I have toured this lecture in colleges for four years and it is still popular. Working with with my co-founders at All Walks Beyond the Catwalk Debra Bourne and Erin O'Connor, we have dedicated thousands of hours to bring the importance of accountability in fashion to the attention of tomorrows top names - today's students. Read more here
Project: Debenhams STYLE List
My business partner and I Jane Galpin persuaded Debenhams to let us create images aimed at their core audience the 40 - 55 demographic. Once we had research on the shop floor, talking to sales assistants and women, it became apparent that so many of the customers felt they could visualise the clothes aimed at them if they were helped with images to show how the clothes would look. Not rocket science. We created three images that were launched as life size portraits in their Oxford Street store windows. Read more here.

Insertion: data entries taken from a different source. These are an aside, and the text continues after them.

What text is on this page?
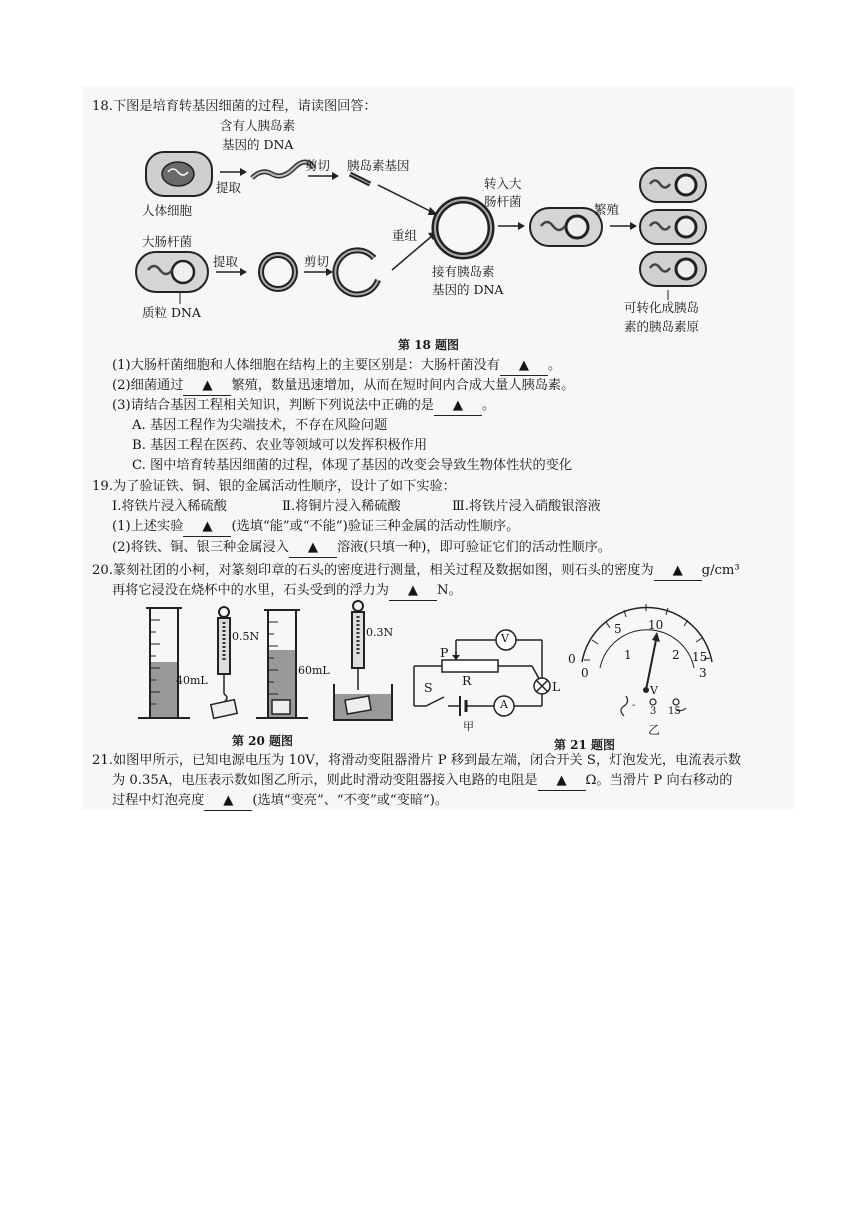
18.下图是培育转基因细菌的过程，请读图回答：
含有人胰岛素
基因的 DNA
提取
剪切 胰岛素基因
人体细胞
大肠杆菌
提取	剪切
质粒 DNA
重组
接有胰岛素
基因的 DNA
转入大
肠杆菌
繁殖
可转化成胰岛
素的胰岛素原
第 18 题图
(1)大肠杆菌细胞和人体细胞在结构上的主要区别是：大肠杆菌没有 ▲ 。
(2)细菌通过 ▲ 繁殖，数量迅速增加，从而在短时间内合成大量人胰岛素。
(3)请结合基因工程相关知识，判断下列说法中正确的是 ▲ 。
A. 基因工程作为尖端技术，不存在风险问题
B. 基因工程在医药、农业等领域可以发挥积极作用
C. 图中培育转基因细菌的过程，体现了基因的改变会导致生物体性状的变化
19.为了验证铁、铜、银的金属活动性顺序，设计了如下实验：
Ⅰ.将铁片浸入稀硫酸	Ⅱ.将铜片浸入稀硫酸	Ⅲ.将铁片浸入硝酸银溶液
(1)上述实验 ▲ (选填“能”或“不能”)验证三种金属的活动性顺序。
(2)将铁、铜、银三种金属浸入 ▲ 溶液(只填一种)，即可验证它们的活动性顺序。
20.篆刻社团的小柯，对篆刻印章的石头的密度进行测量，相关过程及数据如图，则石头的密度为 ▲ g/cm³
再将它浸没在烧杯中的水里，石头受到的浮力为 ▲ N。
40mL
0.5N
60mL
0.3N
第 20 题图
P
V
R	L
S
A
甲
5 10
15
0
0
1	2
3
V
-
3 15
乙
第 21 题图
21.如图甲所示，已知电源电压为 10V，将滑动变阻器滑片 P 移到最左端，闭合开关 S，灯泡发光，电流表示数
为 0.35A，电压表示数如图乙所示，则此时滑动变阻器接入电路的电阻是 ▲ Ω。当滑片 P 向右移动的
过程中灯泡亮度 ▲ (选填“变亮”、“不变”或“变暗”)。
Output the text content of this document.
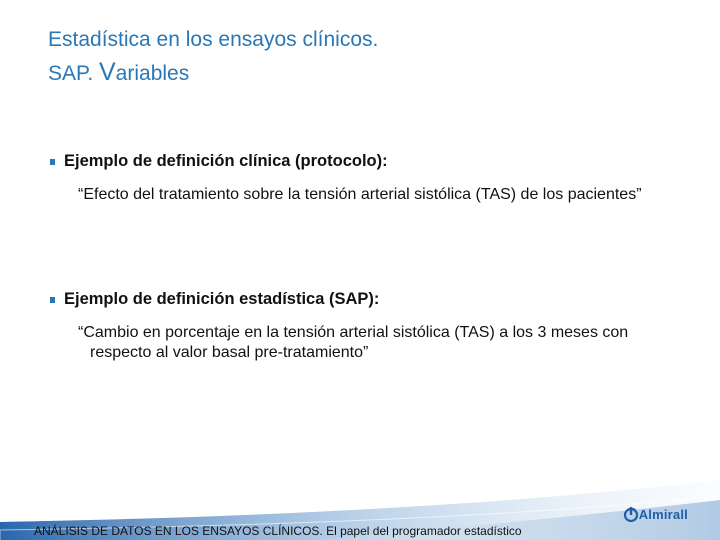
Estadística en los ensayos clínicos.
SAP. Variables
Ejemplo de definición clínica (protocolo):
“Efecto del tratamiento sobre la tensión arterial sistólica (TAS) de los pacientes”
Ejemplo de definición estadística (SAP):
“Cambio en porcentaje en la tensión arterial sistólica (TAS) a los 3 meses con respecto al valor basal pre-tratamiento”
ANÁLISIS DE DATOS EN LOS ENSAYOS CLÍNICOS. El papel del programador estadístico
Almirall
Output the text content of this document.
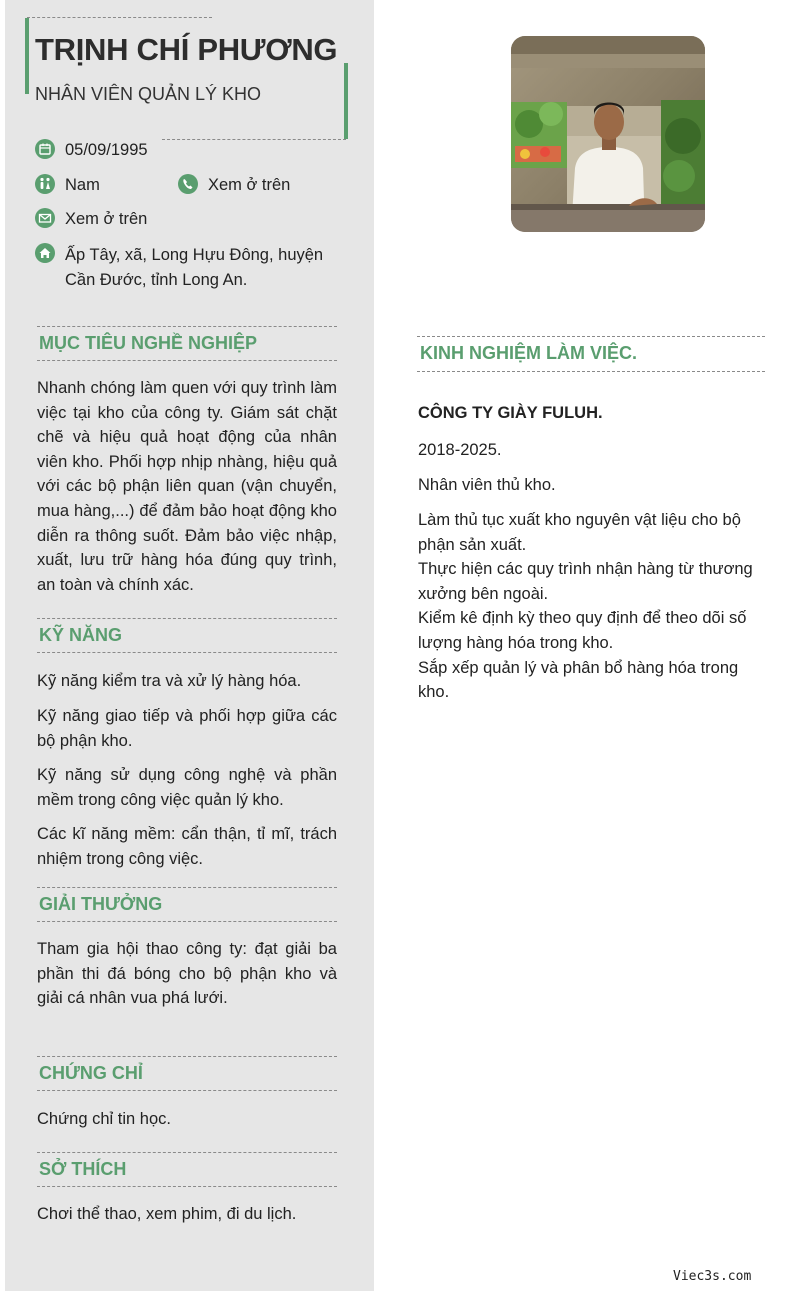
TRỊNH CHÍ PHƯƠNG
NHÂN VIÊN QUẢN LÝ KHO
05/09/1995
Nam	Xem ở trên
Xem ở trên
Ấp Tây, xã, Long Hựu Đông, huyện Cần Đước, tỉnh Long An.
MỤC TIÊU NGHỀ NGHIỆP
Nhanh chóng làm quen với quy trình làm việc tại kho của công ty. Giám sát chặt chẽ và hiệu quả hoạt động của nhân viên kho. Phối hợp nhịp nhàng, hiệu quả với các bộ phận liên quan (vận chuyển, mua hàng,...) để đảm bảo hoạt động kho diễn ra thông suốt. Đảm bảo việc nhập, xuất, lưu trữ hàng hóa đúng quy trình, an toàn và chính xác.
KỸ NĂNG
Kỹ năng kiểm tra và xử lý hàng hóa.
Kỹ năng giao tiếp và phối hợp giữa các bộ phận kho.
Kỹ năng sử dụng công nghệ và phần mềm trong công việc quản lý kho.
Các kĩ năng mềm: cẩn thận, tỉ mĩ, trách nhiệm trong công việc.
GIẢI THƯỞNG
Tham gia hội thao công ty: đạt giải ba phần thi đá bóng cho bộ phận kho và giải cá nhân vua phá lưới.
CHỨNG CHỈ
Chứng chỉ tin học.
SỞ THÍCH
Chơi thể thao, xem phim, đi du lịch.
KINH NGHIỆM LÀM VIỆC.
CÔNG TY GIÀY FULUH.
2018-2025.
Nhân viên thủ kho.
Làm thủ tục xuất kho nguyên vật liệu cho bộ phận sản xuất.
Thực hiện các quy trình nhận hàng từ thương xưởng bên ngoài.
Kiểm kê định kỳ theo quy định để theo dõi số lượng hàng hóa trong kho.
Sắp xếp quản lý và phân bổ hàng hóa trong kho.
Viec3s.com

Project: Free e-books on body shape and styling advice
Jane Galpin and I have worked together since 1999 to promote body confidence through styling advice for a range of common body shapes that don't fit the model mould! How to Look Good was a mainstream site (that even spawned the name and idea for a certain TV show)...our little site however helped us research our working initiatives based on the questions and comments we have received. At the height of our activity around 3000 free e-books were downloaded each month and we've had some really special thank yous! Read more here.
Project: Woman in the Mirror
My first novel: Woman in the Mirror sold 22 thousand copies. A frank account of fashion and the smoke and mirrors around image and the pressure to embody unachievable physical ideals laid bare with some almost recognisable characters thrown in and my literary revenge on an appalling ex-boyfriend. Yes he would know it was him!
Project: Franklin on Fashion
An earlier book: Franklin on Fashion also set out to deconstruct fashion, in a kind of bite sized, pop cultural appetising way. It became required reading at fashion colleges when it was released which I rather liked. Of course body image figured err....how could it not?
Body image and individual confidence is something I have written about extensively because I believe that fashion, femininity and personal identity are all wrapped up.
After my first documentary feature for BBC in the early 90s I was invited to become a patron of Beat, the leading eating disorders charity. I met lots of young women who educated me on what it felt like to live with an eating disorder and do battle every day with a misunderstood mental illness.
Going back over my cuttings I found this feature in the Daily Mail as it was then. Little did I realise I would still be 'gacking on,' so many years later!
I continue to write many features on why our feelings of self-worth are so intricately linked with the way fashion promotes femininity...and increasingly masculinity.